Kate, Oliver and Aled

alfiesmummy
23rd April 2012, 10:23 AM
Thanks for that! I have used the ignoring for 5 minutes when you come into the house (its so hard!) and it has stopped both my dogs jumping up. I am not sure how her ideas of thanking the dog for barking at the door works, so when people come round i put both dogs into there crates and i greet people. Once there in and quiet i let the dogs out again with the 5 min rule for all! This seems to work too.
Yesterday i was so thrilled with Alf. The behaviourist said she was unsure whether Alf would go into the show ring again! I was so pleased as you can imagine and sorted out in 30 minutes! Thanks for all your help and advice x

NurseSophie89
1st May 2012, 01:52 AM
Lola now has this other new thing shes started doing to me which is kinda like a cuddle but not really. If i ask her for a kiss sometimes she'll push her little face into mine really hard, or else into my shoulder. Almost like shes nuzzling right into me, too damn cute!!!

Soushiruiuma
1st May 2012, 03:54 AM
Lola now has this other new thing shes started doing to me which is kinda like a cuddle but not really. If i ask her for a kiss sometimes she'll push her little face into mine really hard, or else into my shoulder. Almost like shes nuzzling right into me, too damn cute!!!

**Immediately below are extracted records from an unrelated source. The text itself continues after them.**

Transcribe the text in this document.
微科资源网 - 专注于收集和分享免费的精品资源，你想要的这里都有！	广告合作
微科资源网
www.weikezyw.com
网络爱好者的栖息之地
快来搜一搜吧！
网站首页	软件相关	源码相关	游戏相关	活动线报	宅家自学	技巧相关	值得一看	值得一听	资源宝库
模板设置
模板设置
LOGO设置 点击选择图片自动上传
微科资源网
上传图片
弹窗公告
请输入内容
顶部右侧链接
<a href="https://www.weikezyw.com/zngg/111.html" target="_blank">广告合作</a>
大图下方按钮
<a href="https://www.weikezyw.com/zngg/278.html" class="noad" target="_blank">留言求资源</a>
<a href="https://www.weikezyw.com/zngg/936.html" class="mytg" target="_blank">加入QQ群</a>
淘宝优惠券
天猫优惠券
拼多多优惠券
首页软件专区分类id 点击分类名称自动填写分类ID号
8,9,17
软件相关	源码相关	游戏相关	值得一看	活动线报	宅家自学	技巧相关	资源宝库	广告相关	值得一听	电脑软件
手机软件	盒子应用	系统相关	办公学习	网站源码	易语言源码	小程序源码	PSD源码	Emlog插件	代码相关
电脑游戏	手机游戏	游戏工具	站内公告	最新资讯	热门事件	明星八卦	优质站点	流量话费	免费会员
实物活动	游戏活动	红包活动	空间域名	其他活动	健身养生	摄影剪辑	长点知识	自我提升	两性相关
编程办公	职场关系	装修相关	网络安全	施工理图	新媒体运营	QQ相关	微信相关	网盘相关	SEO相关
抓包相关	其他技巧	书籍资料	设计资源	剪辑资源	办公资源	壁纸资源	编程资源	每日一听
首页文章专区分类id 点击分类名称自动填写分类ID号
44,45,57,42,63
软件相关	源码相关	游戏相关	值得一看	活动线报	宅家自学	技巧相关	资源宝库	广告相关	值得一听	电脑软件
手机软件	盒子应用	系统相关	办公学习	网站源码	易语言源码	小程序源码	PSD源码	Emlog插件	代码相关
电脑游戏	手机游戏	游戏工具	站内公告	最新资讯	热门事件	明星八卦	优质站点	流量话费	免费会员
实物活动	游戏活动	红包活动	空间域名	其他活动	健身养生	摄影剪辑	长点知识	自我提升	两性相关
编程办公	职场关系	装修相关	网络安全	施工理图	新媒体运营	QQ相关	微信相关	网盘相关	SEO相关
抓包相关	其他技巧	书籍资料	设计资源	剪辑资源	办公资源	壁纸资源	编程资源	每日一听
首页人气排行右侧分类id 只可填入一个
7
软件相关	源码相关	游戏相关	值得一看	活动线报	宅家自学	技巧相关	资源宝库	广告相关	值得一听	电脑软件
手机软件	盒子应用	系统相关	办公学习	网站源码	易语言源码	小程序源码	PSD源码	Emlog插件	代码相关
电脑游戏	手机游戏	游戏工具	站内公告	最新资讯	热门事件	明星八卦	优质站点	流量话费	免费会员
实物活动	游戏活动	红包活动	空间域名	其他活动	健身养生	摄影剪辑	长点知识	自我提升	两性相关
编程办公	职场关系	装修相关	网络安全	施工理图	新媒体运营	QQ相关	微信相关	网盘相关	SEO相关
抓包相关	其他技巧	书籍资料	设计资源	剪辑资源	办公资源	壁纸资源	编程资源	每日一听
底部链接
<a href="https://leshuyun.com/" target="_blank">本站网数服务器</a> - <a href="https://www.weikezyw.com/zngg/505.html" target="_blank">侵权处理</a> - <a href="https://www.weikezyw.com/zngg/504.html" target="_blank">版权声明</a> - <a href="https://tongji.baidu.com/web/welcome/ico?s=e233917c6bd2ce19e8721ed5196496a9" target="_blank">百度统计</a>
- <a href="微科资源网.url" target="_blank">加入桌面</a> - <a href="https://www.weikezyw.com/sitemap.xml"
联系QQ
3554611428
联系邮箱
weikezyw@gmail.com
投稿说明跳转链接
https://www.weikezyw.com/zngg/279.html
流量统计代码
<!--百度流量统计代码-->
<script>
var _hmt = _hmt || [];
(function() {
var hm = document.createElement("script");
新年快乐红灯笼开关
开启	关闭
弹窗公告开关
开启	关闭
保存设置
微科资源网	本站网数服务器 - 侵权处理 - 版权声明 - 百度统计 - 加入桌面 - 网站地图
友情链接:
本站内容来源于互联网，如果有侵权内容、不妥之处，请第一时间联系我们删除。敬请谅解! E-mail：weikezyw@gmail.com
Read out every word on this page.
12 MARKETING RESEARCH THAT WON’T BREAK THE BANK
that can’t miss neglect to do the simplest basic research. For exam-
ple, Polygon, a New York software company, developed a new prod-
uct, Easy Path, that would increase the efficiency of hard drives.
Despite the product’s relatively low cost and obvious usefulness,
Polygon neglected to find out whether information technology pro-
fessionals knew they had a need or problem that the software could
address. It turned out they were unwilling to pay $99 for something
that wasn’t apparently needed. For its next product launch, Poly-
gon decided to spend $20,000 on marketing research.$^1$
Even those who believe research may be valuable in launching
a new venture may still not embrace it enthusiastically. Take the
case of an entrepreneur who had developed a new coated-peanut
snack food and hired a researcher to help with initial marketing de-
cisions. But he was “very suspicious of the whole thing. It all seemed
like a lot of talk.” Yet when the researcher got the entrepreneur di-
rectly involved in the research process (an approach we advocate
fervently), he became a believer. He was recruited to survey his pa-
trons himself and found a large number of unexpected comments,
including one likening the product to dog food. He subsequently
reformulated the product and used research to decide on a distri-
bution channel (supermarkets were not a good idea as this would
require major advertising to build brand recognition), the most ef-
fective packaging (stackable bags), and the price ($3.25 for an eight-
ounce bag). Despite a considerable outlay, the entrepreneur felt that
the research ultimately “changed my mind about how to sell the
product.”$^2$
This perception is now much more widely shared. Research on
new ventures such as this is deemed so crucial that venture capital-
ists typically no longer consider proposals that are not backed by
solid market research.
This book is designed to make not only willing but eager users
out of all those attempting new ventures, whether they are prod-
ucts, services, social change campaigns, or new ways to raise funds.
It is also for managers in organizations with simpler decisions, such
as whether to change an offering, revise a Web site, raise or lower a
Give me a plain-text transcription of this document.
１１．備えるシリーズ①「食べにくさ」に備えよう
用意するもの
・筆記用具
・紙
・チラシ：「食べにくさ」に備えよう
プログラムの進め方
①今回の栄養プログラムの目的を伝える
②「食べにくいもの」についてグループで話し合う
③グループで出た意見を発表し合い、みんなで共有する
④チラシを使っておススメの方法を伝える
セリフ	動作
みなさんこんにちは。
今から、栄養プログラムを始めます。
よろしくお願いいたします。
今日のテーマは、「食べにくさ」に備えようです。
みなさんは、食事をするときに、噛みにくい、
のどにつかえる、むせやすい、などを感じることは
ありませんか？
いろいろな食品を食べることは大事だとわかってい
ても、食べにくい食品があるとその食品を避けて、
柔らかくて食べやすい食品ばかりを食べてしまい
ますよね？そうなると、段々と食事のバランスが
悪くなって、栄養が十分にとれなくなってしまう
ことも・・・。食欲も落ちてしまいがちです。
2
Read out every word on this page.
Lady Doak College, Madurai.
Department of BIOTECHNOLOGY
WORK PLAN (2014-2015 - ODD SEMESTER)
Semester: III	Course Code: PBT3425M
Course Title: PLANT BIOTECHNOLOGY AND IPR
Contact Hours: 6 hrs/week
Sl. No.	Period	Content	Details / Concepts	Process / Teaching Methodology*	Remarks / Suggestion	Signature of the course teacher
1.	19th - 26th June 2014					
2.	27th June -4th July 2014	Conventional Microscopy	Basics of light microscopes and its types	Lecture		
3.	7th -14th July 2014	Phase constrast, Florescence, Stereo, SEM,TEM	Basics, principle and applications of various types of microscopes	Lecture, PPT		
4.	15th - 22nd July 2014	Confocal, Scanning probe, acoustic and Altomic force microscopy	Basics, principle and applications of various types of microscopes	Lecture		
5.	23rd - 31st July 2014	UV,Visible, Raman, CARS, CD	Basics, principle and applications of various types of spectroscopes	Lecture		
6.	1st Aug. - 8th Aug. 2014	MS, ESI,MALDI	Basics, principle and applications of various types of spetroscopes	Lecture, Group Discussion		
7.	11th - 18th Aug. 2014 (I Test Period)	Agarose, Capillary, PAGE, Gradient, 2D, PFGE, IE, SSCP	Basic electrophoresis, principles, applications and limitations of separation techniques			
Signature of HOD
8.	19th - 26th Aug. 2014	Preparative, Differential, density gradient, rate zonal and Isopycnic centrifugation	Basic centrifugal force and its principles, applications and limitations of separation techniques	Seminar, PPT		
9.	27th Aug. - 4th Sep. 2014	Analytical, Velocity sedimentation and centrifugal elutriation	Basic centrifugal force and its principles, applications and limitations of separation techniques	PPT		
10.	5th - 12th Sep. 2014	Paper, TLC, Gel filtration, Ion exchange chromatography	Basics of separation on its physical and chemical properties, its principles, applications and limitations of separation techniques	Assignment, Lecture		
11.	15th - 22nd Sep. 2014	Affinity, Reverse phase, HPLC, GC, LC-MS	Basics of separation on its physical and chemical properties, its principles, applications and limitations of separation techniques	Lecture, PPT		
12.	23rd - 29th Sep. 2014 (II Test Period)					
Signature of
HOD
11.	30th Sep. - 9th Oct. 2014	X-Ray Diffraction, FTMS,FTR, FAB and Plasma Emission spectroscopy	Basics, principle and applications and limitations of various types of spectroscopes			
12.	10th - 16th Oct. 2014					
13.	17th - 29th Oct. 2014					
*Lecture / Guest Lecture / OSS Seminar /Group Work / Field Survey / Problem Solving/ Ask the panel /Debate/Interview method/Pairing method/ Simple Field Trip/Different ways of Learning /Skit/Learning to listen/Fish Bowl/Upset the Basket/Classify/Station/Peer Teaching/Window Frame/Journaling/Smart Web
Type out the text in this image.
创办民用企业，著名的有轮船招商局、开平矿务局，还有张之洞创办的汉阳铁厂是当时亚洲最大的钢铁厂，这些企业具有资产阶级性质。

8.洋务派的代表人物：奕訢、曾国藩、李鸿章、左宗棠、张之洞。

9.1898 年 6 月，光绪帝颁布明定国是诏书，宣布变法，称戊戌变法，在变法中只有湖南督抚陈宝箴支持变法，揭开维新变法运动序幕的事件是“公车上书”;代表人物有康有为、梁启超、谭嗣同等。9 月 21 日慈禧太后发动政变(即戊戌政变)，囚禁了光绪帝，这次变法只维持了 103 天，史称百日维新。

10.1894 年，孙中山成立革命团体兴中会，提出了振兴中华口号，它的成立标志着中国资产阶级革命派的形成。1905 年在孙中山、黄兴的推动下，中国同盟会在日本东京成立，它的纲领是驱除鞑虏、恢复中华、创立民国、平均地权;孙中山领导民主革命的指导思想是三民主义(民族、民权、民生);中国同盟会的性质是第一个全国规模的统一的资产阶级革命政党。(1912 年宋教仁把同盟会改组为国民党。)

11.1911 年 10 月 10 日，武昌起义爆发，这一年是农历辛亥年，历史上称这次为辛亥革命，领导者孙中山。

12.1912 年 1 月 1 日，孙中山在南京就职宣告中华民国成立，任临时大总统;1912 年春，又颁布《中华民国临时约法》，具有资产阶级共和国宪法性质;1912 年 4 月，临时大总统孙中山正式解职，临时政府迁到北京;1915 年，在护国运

Those seem to be a cavalier trait, they've been discussed before. Guinness does them too (I call them smash cuddles), but only when he's absolutely euphoric. Thistle doesn't do them at all.

NurseSophie89
1st May 2012, 10:51 PM
Those seem to be a cavalier trait, they've been discussed before. Guinness does them too (I call them smash cuddles), but only when he's absolutely euphoric. Thistle doesn't do them at all.

Too cute, I didnt know. Smash cuddles, I LOVE THAT!